Rick Goldsmith_June 2016_headshotRICK GOLDSMITH’S mission is to tell stories that encourage social engagement and active participation in community life and the democratic process, and to stimulate young minds to question the world around them.

Rick is currently directing and producing Stripped for Parts: American Journalism at the Crossroads. His latest project, Mind/Game: The Unquiet Journey of Chamique Holdsclaw (2015), aired on LOGO and is part of the NBA’s Mind Health campaign to bring greater awareness to the importance of mental health, particularly among athletes.

Goldsmith is a two-time Academy Award nominee. He co-produced and co-directed (with Judith Ehrlich) The Most Dangerous Man in America: Daniel Ellsberg and the Pentagon Papers (2009), an Academy-Award nominee for Best Feature Documentary, an Emmy nominee, and winner of a George Foster Peabody award (for its POV nationwide broadcast on PBS).
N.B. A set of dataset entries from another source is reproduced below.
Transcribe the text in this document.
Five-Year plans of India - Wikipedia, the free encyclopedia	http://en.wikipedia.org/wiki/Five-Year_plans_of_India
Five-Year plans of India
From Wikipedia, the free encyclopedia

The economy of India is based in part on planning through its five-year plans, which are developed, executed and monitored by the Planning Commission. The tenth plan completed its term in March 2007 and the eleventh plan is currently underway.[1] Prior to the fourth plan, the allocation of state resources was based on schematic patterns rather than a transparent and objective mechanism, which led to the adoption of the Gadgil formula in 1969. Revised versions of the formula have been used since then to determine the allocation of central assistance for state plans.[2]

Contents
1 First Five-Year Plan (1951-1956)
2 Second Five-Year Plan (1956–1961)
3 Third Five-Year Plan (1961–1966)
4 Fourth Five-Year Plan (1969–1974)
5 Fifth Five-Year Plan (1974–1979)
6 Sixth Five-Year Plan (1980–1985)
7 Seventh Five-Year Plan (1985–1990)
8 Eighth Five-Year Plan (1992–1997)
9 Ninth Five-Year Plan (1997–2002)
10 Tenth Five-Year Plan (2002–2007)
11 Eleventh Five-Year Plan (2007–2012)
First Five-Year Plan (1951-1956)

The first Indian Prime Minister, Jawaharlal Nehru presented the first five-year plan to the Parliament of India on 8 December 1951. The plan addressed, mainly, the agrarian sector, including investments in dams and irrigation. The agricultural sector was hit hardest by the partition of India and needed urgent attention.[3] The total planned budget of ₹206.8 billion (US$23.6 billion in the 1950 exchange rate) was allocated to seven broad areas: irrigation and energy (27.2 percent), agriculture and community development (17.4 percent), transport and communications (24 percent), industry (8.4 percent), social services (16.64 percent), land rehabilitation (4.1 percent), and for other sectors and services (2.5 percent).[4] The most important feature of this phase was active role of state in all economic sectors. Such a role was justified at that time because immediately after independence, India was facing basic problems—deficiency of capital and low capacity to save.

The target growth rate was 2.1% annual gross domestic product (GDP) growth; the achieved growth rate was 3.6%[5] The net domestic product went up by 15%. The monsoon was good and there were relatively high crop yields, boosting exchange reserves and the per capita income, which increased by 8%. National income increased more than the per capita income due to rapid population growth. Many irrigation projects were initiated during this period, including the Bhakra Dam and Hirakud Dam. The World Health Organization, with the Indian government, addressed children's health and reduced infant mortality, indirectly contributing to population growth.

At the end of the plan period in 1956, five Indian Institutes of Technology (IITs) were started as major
He is the Producer/Director/Editor/Co-writer of Tell the Truth and Run: George Seldes and the American Press (1996), which was also nominated for an Academy Award for Best Documentary Feature. This acclaimed film on the pioneering muckraking journalist was broadcast nationwide on public television and has become a staple in college and high school journalism programs across the country.

Goldsmith also co-produced and co-directed (with Abby Ginzberg) and edited the acclaimed Everyday Heroes (2001), a behind-the-headlines look at AmeriCorps and a provocative look at youth, race and national service.

All four of the above films are distributed to the educational market through New Day Films, a filmmakers distribution co-op of social justice-oriented films.

Born and raised in the suburbs of New York City, Goldsmith came west in 1975 and has lived in the San Francisco Bay Area ever since. Trained in architecture, music and community activism, he started working in films in 1979 and made his living for years as an editor. Goldsmith is a member of the Academy of Motion Pictures Arts and Sciences (AMPAS); and Writers Guild of America, West.